The summary statistic in the meta‐analysis for the primary outcome will be the mean difference (MD) of the absolute mean change in dB (baseline/post‐therapy) in hearing threshold between two groups in each trial, measured by pure tone audiogram.

Subgroup analysis and investigation of heterogeneity

Before the analysis we will formally check the data from the different trials for heterogeneity, by means of the Chi² test. Due to the low power of the test (because we expect only few studies with small sample sizes) we will set a significance level of 0.1. We will estimate the impact of heterogeneity using the I² statistic. We will only start meta‐analysis when a group of studies are identified which are sufficiently homogeneous.
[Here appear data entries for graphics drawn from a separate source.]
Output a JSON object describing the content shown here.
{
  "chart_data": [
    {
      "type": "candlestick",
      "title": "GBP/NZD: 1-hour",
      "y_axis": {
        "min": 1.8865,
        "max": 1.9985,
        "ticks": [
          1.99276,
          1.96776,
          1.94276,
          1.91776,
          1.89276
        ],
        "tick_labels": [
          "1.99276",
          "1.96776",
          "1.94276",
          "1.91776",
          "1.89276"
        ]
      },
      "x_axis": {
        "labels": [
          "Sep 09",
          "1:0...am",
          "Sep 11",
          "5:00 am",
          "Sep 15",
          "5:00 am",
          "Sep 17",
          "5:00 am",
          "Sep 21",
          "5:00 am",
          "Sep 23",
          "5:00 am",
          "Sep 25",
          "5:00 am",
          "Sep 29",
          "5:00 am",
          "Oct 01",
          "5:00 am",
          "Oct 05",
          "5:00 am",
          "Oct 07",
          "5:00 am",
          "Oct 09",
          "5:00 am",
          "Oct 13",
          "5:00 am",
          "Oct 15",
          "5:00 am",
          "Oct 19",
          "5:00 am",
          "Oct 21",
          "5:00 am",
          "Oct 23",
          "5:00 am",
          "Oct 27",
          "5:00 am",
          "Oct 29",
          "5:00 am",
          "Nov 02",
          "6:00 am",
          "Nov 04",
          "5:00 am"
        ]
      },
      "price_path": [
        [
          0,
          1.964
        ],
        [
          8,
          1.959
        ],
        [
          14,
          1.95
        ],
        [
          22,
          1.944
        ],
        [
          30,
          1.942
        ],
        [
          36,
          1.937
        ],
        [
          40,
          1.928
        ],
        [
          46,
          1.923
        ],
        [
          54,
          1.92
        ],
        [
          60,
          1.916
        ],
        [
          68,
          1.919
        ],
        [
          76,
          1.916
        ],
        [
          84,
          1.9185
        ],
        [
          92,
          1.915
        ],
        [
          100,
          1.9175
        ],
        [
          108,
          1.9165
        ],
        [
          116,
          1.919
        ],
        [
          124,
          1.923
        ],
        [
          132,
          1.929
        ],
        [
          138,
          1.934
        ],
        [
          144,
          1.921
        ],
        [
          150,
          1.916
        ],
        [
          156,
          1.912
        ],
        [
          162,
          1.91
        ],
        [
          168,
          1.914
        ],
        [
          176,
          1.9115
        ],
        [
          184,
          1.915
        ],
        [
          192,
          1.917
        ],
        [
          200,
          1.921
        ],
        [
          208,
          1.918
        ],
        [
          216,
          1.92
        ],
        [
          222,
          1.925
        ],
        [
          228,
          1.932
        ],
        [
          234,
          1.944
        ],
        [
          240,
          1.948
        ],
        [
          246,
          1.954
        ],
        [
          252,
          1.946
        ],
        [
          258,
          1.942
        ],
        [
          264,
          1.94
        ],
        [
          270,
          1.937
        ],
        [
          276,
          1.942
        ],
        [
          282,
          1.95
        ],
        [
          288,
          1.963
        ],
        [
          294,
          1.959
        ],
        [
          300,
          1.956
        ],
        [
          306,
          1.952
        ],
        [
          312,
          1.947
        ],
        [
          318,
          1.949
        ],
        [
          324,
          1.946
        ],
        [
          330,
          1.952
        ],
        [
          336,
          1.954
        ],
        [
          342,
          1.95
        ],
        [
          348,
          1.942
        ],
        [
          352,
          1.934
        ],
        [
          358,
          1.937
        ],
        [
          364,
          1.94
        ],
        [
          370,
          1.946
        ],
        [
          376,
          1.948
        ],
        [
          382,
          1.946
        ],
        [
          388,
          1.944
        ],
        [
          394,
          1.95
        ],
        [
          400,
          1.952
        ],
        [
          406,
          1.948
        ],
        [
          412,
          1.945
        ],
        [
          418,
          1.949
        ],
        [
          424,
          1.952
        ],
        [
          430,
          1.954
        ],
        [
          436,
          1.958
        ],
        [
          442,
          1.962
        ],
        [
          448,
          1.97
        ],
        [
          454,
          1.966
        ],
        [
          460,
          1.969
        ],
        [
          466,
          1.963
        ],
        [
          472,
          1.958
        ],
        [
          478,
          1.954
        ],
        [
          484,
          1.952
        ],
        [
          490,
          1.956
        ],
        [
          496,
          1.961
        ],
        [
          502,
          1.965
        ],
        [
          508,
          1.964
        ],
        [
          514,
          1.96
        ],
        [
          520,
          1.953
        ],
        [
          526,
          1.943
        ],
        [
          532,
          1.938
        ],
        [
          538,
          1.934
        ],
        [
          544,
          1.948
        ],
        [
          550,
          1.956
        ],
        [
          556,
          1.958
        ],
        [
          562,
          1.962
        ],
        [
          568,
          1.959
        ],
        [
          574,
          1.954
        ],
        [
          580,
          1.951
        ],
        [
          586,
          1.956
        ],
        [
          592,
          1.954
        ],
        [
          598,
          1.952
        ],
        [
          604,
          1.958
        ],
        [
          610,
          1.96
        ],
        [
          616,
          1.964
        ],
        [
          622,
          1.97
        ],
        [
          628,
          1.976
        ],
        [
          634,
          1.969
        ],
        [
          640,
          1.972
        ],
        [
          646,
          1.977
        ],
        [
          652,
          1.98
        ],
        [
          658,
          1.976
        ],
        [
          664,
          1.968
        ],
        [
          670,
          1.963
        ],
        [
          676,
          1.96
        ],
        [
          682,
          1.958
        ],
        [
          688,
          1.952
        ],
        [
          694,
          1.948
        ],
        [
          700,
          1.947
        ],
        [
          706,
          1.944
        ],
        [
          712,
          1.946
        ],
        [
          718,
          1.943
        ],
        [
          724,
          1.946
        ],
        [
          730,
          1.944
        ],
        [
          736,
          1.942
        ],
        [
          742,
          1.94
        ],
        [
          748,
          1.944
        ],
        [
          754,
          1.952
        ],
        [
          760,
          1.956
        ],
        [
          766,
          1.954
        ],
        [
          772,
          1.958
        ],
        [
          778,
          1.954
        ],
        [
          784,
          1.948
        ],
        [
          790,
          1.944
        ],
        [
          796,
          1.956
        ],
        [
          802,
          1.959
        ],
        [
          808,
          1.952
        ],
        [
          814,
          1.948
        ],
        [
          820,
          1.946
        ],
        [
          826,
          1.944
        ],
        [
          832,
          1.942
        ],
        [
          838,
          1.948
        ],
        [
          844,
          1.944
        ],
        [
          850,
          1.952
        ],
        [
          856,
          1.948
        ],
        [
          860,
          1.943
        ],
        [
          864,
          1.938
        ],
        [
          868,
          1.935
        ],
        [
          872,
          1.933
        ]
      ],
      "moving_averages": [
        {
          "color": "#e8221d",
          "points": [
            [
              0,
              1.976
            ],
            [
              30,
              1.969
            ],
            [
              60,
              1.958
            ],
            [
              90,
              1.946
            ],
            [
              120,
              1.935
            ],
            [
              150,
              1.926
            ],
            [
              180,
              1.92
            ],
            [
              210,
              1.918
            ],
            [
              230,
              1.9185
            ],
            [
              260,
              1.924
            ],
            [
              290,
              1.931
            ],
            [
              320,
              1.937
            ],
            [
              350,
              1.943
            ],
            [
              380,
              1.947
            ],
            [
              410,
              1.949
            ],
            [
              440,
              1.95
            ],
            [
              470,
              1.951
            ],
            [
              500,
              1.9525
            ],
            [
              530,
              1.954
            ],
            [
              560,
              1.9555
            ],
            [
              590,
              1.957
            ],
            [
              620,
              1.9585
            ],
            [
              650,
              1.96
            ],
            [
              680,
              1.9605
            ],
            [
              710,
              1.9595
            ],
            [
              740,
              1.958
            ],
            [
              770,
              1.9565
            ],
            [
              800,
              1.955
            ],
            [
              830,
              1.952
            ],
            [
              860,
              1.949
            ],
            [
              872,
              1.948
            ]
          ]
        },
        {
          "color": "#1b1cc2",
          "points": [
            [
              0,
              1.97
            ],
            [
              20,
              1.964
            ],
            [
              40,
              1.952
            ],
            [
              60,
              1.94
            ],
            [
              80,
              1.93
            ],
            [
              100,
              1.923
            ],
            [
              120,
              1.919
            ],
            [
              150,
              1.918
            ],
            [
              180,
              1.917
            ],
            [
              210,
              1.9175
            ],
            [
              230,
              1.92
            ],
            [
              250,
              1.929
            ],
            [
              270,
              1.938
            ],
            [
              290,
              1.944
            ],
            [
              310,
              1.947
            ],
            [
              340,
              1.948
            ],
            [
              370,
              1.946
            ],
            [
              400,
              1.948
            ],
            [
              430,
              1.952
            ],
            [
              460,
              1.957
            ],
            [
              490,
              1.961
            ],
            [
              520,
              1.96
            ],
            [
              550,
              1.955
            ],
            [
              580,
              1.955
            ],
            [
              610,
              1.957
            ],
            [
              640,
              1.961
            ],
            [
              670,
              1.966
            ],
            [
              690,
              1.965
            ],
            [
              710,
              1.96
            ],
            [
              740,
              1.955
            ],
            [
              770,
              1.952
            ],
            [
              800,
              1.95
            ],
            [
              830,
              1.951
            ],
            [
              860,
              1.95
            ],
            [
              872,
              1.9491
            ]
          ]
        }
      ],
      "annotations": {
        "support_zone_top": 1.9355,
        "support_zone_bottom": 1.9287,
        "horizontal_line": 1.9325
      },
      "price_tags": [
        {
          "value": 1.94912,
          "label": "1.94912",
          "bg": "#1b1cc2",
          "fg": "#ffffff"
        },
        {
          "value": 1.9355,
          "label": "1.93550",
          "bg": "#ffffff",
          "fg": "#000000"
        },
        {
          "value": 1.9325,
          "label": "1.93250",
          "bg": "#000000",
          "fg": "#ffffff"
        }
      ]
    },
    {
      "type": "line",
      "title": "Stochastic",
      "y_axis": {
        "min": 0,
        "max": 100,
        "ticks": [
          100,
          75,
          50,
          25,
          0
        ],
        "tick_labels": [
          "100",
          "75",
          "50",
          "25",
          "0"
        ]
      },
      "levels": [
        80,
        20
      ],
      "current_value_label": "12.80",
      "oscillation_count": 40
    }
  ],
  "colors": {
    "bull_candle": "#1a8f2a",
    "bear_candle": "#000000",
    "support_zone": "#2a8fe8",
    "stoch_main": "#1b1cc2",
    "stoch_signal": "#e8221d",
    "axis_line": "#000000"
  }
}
Depending on the available data the following further subgroup analyses appear of interest:

  • degree of hearing loss at initial presentation;

  • age of patients;

  • presence of vertigo and/or tinnitus;

  • time before start of intratympanic treatment;

  • duration of intratympanic treatment;

  • drug delivery strategy/system used (e.g. intratympanic injection or continuous delivery etc.);

  • dose of intratympanic treatment.

The possibility of analysing such subgroups will depend on the number of studies available and sufficient quality. A sensitivity analysis and a summary measure of effect might not be appropriate if the number of included trials is low.